Quase três anos depois de fazer o procedimento previsto em lei que interrompeu a gravidez de uma criança de 10 anos vítima de estupro, o médico Olímpio Barbosa de Moraes Filho venceu na Justiça uma ação por danos morais contra o padre Lodi da Cruz. O religioso foi condenado a pagar R$ 10 mil de indenização por publicar textos em que acusou o obstetra de “assassinato”, ao comentar sobre o caso.
O procedimento foi realizado em agosto de 2020, no Centro de Saúde Amaury de Medeiros (Cisam), no bairro da Encruzilhada, no Recife, onde Olímpio Moraes atuava como obstetra e diretor do hospital.
No dia em que a menina foi internada, grupos ligados a igrejas cristãs fizeram um protesto do lado de fora da unidade.
A sentença foi proferida no dia 2 de março em primeira instância na 23ª Vara Cível da Capital e ainda cabe recurso.
No processo, o médico apresentou como provas textos publicados pelo padre no site da Associação Provida de Anápolis, nos quais se referem ao obstetra como “assassino”. A defesa disse, porém, que a palavra usada era “assassínio”.
Na decisão, o juiz considerou que, mesmo diante da alegação do réu de que o conteúdo tinha sido alterado, o padre utilizou um “termo de cunho calunioso” para se dirigir ao profissional de saúde.

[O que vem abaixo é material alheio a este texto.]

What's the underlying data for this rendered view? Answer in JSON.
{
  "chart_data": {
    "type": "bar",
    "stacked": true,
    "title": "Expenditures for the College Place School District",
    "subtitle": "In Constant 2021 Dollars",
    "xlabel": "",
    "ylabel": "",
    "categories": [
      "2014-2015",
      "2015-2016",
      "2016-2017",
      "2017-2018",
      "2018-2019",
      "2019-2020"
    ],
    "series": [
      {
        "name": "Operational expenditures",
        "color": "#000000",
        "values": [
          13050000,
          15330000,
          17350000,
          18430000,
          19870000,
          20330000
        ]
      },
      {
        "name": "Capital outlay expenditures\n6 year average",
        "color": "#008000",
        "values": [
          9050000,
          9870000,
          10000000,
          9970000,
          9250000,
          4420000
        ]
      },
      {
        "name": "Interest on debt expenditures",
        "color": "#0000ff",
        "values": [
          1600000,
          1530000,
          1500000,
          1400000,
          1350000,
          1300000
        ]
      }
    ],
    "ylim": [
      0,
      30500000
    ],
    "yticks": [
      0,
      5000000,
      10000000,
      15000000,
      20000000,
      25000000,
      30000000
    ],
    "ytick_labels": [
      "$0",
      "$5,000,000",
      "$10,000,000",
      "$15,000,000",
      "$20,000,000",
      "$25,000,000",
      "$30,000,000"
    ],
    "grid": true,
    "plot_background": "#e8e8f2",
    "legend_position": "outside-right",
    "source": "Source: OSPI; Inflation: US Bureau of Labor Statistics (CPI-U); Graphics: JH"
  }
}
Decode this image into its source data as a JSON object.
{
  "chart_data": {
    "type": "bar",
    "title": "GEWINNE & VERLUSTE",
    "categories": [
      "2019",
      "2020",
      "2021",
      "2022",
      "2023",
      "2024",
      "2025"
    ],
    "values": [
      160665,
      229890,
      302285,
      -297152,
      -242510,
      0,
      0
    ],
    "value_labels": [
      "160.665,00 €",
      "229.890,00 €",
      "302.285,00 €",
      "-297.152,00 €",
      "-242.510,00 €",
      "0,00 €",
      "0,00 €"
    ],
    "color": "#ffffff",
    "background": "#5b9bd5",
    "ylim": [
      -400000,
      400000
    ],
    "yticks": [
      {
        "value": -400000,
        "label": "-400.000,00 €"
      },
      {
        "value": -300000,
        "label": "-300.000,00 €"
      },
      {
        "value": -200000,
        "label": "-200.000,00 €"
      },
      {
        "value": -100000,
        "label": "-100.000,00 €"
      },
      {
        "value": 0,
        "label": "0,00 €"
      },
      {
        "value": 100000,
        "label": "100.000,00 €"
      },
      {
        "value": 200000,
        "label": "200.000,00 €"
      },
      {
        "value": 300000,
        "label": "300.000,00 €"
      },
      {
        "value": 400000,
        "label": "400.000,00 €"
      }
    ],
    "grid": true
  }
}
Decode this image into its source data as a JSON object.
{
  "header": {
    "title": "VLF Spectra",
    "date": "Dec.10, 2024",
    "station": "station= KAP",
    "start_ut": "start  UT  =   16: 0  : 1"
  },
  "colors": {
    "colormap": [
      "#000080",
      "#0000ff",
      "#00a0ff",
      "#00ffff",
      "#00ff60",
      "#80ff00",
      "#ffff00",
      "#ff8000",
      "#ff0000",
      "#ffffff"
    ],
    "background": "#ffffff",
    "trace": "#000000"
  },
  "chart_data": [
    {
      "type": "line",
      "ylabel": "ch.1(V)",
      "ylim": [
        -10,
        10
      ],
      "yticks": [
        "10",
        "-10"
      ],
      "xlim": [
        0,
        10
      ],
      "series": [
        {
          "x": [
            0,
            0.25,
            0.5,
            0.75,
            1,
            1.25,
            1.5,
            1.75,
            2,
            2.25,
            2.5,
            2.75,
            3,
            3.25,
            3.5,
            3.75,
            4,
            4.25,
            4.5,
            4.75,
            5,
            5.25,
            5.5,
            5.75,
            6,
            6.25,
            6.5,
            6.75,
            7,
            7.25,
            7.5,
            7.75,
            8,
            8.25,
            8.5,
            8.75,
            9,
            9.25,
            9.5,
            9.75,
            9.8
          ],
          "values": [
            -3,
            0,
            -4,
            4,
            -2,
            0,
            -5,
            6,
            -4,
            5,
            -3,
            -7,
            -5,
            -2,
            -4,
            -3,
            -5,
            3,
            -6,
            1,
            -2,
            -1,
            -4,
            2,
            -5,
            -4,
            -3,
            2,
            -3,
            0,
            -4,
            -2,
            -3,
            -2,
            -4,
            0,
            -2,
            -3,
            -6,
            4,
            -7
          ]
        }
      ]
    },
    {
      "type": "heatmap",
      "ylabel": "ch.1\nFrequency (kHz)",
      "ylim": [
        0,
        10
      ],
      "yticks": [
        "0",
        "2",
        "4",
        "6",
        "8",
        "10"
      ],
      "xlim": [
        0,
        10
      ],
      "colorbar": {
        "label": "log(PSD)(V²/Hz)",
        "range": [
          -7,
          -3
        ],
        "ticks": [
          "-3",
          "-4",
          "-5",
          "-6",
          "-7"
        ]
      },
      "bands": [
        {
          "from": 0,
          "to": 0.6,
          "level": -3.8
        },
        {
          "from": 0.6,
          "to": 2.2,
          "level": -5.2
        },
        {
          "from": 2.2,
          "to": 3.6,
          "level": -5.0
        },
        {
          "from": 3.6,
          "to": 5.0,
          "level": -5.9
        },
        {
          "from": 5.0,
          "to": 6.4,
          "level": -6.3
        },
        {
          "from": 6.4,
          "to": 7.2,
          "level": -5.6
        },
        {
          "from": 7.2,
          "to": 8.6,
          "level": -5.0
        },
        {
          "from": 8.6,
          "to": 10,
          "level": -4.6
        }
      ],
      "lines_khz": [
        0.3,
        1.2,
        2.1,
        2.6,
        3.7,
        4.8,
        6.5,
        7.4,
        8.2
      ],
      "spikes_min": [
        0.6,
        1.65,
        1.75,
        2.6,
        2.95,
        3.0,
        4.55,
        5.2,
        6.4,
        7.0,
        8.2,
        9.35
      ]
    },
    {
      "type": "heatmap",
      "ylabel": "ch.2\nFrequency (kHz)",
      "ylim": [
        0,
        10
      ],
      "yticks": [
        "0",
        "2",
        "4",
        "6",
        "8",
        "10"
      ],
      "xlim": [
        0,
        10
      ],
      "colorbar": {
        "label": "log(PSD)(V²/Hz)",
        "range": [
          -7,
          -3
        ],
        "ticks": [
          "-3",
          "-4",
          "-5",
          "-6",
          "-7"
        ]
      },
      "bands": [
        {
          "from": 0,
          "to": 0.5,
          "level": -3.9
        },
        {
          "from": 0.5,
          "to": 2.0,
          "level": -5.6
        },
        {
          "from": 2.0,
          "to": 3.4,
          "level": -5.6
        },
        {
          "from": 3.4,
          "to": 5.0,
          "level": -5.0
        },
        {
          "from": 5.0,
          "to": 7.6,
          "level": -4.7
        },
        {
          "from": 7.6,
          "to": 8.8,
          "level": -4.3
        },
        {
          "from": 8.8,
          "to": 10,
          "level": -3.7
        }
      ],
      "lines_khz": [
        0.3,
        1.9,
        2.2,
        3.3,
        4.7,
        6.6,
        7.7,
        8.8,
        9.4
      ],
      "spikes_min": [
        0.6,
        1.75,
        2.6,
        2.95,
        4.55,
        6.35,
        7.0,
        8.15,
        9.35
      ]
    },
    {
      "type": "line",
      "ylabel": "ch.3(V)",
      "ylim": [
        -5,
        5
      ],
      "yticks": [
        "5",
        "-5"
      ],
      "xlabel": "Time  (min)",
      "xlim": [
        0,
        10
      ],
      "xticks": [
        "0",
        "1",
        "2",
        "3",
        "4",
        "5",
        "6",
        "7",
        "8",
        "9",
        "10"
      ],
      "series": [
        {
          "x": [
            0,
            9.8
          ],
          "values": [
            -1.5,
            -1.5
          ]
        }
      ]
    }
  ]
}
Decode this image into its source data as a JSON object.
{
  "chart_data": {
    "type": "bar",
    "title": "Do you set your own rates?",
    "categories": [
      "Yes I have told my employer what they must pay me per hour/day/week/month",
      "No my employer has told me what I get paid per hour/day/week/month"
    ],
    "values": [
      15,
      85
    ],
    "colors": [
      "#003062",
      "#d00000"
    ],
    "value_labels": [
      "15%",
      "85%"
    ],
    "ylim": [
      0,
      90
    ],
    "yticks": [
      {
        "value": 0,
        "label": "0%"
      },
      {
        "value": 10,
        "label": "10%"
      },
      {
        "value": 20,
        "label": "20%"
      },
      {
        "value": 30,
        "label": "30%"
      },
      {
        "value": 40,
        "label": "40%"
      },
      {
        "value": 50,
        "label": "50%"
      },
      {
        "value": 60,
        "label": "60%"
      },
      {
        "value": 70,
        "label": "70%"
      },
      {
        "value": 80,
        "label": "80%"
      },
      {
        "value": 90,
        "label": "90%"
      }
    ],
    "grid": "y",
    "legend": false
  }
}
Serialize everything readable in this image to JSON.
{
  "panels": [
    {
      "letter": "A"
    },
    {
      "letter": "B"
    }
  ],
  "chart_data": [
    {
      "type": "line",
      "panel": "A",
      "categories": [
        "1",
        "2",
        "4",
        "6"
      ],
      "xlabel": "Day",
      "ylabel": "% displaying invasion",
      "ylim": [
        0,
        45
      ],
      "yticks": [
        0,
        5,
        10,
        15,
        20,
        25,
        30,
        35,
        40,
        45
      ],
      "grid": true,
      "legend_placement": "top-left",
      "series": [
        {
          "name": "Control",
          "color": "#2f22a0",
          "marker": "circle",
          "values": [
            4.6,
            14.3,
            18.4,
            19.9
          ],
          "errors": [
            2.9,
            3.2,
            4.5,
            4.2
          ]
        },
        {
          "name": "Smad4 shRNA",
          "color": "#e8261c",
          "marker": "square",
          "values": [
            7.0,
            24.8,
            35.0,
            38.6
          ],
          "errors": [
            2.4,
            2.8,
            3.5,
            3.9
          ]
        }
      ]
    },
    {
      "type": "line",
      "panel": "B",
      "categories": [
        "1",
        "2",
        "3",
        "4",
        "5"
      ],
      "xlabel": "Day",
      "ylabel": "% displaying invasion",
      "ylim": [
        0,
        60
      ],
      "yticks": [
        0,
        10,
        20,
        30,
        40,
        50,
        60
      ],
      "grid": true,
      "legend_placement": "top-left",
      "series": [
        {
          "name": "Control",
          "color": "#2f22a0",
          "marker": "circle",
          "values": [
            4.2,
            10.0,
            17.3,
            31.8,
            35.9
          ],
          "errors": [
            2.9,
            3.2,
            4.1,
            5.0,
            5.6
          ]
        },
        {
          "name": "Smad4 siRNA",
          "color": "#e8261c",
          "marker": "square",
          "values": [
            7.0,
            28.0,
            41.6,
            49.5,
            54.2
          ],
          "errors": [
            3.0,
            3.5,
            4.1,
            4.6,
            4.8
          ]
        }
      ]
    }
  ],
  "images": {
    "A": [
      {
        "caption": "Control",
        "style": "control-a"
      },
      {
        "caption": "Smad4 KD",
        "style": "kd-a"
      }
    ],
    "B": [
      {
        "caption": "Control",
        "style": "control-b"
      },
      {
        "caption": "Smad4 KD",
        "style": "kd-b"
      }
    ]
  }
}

“Vislumbro ainda que, apesar da liberdade de expressão, não se pode imputar a uma outra pessoa comentários ofensivos que abalem sua imagem pessoal e profissional baseados em temas polêmicos que inclusive dividem opiniões. Portanto, a liberdade de expressão e de pensamento não é direito absoluto e deve ser exercida em respeito à dignidade alheia para que não resulte em prejuízo à honra, à imagem e ao direito de intimidade da pessoa”, registra decisão.
No Brasil, o aborto é previsto em lei (artigo 128 do Decreto Lei nº 2.848 de 07 de Dezembro de 1940) quando a gestação é resultado de estupro, quando a gravidez é de risco para a vida da gestante e quando o feto é anencéfalo (não possui cérebro).
“Vitória de todos os médicos”
Em entrevista ao g1, Olímpio Moraes Filho disse que considera a decisão uma vitória de “todos os médicos e profissionais de saúde e de toda a sociedade que defende os direitos reprodutivos das mulheres”.
“Nós que defendemos a ciência, a ética, a democracia, a Justiça e a lei, muitas vezes, somos atacados por pessoas que fazem exatamente o contrário. Divulgam mentiras, calúnias e utilizam seus lugares e poderes – infelizmente, nesse caso, a igreja – para promover o ódio”, afirmou.
Para o médico, a decisão também traz segurança aos profissionais de saúde.
“No estado democrático de direito, ninguém está acima da lei. E isso dá mais segurança para que nós possamos continuar exercendo o nosso trabalho”, comentou.
Relembre o caso
Vítima de um estupro em São Mateus, no Espírito Santo, a menina de 10 anos passou por um procedimento e interrompeu a gravidez no Cisam, no dia 17 de agosto de 2020.
Na época, a Secretaria de Saúde de Pernambuco afirmou, em nota, que o procedimento foi feito com autorização judicial do Espírito Santo. O hospital é referência nesse tipo de procedimento.
Apesar disso, manifestantes ligados a religiões e políticos protestaram do lado de fora da unidade de saúde.
O ato, organizado por um grupo contrário ao aborto, teve início após uma publicação da extremista de direita Sara Giromini nas redes sociais, divulgando o nome da criança e o hospital em que ela estava internada. A divulgação das informações contraria o Estatuto da Criança e do Adolescente.
Resposta
A reportagem tentou contato com a defesa do padre Lodi da Cruz, mas não conseguiu até a publicação dessa reportagem.